The continent of Asia is expected to take over 50 to 60 percent of the luxury market, including luxury apparel brands in the next ten years, as Asian household incomes grow and local economies expand, according to Economist Intelligence Unit (EIU).
The continent accounts for around two-thirds of the luxury brand market and has seen a slowdown in its luxury goods sales in recent years.
A recent study conducted by EIU, ‘Rich pickings: the outlook for luxury goods in Asia’ forecasts that the region will rebound to account for more than half of the luxury goods market within a decade, driven by rapid growth in household incomes, reports The Telegraph.
The study indicates the strongest growth would be in China, as the country is estimated to have nearly 13 million households with a disposable income of US$ 150,000 or more by 2030.

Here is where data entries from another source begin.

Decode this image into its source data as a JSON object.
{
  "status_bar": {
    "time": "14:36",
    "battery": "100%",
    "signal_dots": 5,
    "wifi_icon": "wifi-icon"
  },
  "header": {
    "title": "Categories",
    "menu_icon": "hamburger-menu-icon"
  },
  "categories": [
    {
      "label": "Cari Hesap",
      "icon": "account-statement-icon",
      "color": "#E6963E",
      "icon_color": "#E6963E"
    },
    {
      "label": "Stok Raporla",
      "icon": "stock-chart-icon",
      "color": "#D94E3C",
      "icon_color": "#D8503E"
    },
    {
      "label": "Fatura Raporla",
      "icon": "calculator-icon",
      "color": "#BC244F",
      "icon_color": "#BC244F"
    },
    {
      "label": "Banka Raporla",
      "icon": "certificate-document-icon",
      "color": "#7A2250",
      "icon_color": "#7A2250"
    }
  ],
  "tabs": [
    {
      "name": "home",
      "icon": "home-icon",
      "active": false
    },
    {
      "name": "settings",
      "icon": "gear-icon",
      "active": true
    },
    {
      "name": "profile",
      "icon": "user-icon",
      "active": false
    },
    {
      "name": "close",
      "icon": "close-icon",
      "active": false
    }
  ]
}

India is expected to have more than 30 million households with estimated annual incomes exceeding US$ 50,000 by the same time.
The study forecasts that India would become a “key battleground for luxury brands as the retail markets would open up for foreign investments.”
Malaysia and Thailand are expected to be major shopping destinations with the former benefitting from low import duties on luxury goods.
However, the study indicated that not all countries would be contributing to the growth, especially Japan, as the country is suffering from a weak currency and fragile consumer confidence, which will hamper its potential.